Monday, May 29, 2023

More Gospodinov News

 I have written before about Georgi Gospodinov: Georgi Gospodinov Wins International BookerNew Georgi Gospodinov Novel; and World Novels 7-25-21.

It does make me feel good to have read someone before they got an award like the International Booker, someone I liked. I can convince myself that I might know a little.

Two pieces showed up from The Guardian.

International Booker winner Georgi Gospodinov: ‘My dystopian novel became real’ is an interview. It has this summary of the novel:

Time Shelter is Gospodinov’s third novel involving the character of Gaustine, a time-travelling flaneur, whose prescription of past memories as relief for the unhappiness of Alzheimer’s disease opens a Pandora’s box of weaponised nostalgia. “The past is not just that which happened to you. Sometimes it is that which you just imagined,” writes his narrator. Literature is to blame for everything, he and Gaustine decide – and in the case of Brexit it’s the fault of Robinson Crusoe: “I’ll be fine on my own, Robinson declares, God is with me. We’ll be fine on our own, his descendants say, God save the queen (but even without her we’ll be fine).”

Before long, every European nation is copying “Great Brexitania”, with referendums to decide to which eras they want to return. Sweden chooses the 1970s, the expansionist decade of Abba and Ikea; most of central Europe opts for the hopefulness of the late 1980s, when regime change was in the air; Bulgaria, split between late socialism and a semi-mythical age of heroes, settles for a mashup in which “men in breeches lay down next to women with shellacked hairdos”.

Over here, I think we'd call it speculative fiction. What attracted me to the Central and Eastern European writers was that they feel to me to be on the margins of literary Europe. I feel the Midwest is on the margins of literary America. They have a literary tradition, so does the Midwest. And they were doing interesting things with their stories when I felt constrained by what models I had to work with.

The other article is International Booker prize announces first ever Bulgarian winner. Maybe the Booker also shared some of my perspective:

Time Shelter is Gospodinov’s fourth book to be translated into English. It concerns the opening of a “clinic for the past” that offers a promising treatment for Alzheimer’s sufferers: each floor reproduces a decade in minute detail, with everything from furniture, cigarettes and drinks from the era, to newspapers that cover each day of the decade. As word spreads, healthy people begin to seek refuge in the clinic to escape the horrors of modern life.

Slimani said the novel “questions the way in which our memory is the cement of our identity and our intimate narrative.

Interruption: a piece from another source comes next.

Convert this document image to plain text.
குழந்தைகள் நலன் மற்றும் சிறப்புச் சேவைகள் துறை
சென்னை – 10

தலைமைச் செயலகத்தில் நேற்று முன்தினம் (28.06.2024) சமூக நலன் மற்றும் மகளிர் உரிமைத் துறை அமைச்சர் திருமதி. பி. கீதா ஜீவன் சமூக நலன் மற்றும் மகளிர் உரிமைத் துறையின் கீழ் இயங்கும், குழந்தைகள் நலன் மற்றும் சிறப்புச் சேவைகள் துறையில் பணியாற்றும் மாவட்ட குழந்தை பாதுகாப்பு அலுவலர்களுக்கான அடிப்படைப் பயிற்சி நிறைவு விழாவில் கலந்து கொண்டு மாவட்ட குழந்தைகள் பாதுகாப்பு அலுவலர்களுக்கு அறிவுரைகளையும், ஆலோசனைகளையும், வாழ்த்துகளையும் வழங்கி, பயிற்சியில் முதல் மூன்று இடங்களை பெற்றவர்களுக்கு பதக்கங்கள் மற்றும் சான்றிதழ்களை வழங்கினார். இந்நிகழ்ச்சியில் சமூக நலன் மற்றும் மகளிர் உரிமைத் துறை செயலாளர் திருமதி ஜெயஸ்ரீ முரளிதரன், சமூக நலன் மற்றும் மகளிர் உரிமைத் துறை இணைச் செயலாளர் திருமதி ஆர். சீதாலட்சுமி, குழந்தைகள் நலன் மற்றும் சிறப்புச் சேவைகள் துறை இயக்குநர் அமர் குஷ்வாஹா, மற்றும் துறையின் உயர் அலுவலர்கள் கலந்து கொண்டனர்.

“But it is also a great novel about Europe, a continent in need of a future, where the past is reinvented and nostalgia is a poison,” she continued. “It offers us a perspective on the destiny of countries like Bulgaria, which have found themselves at the heart of the ideological conflict between the west and the communist world.”

 So, go find his books, read them. Prove me wrong, that they have nothing to say to us.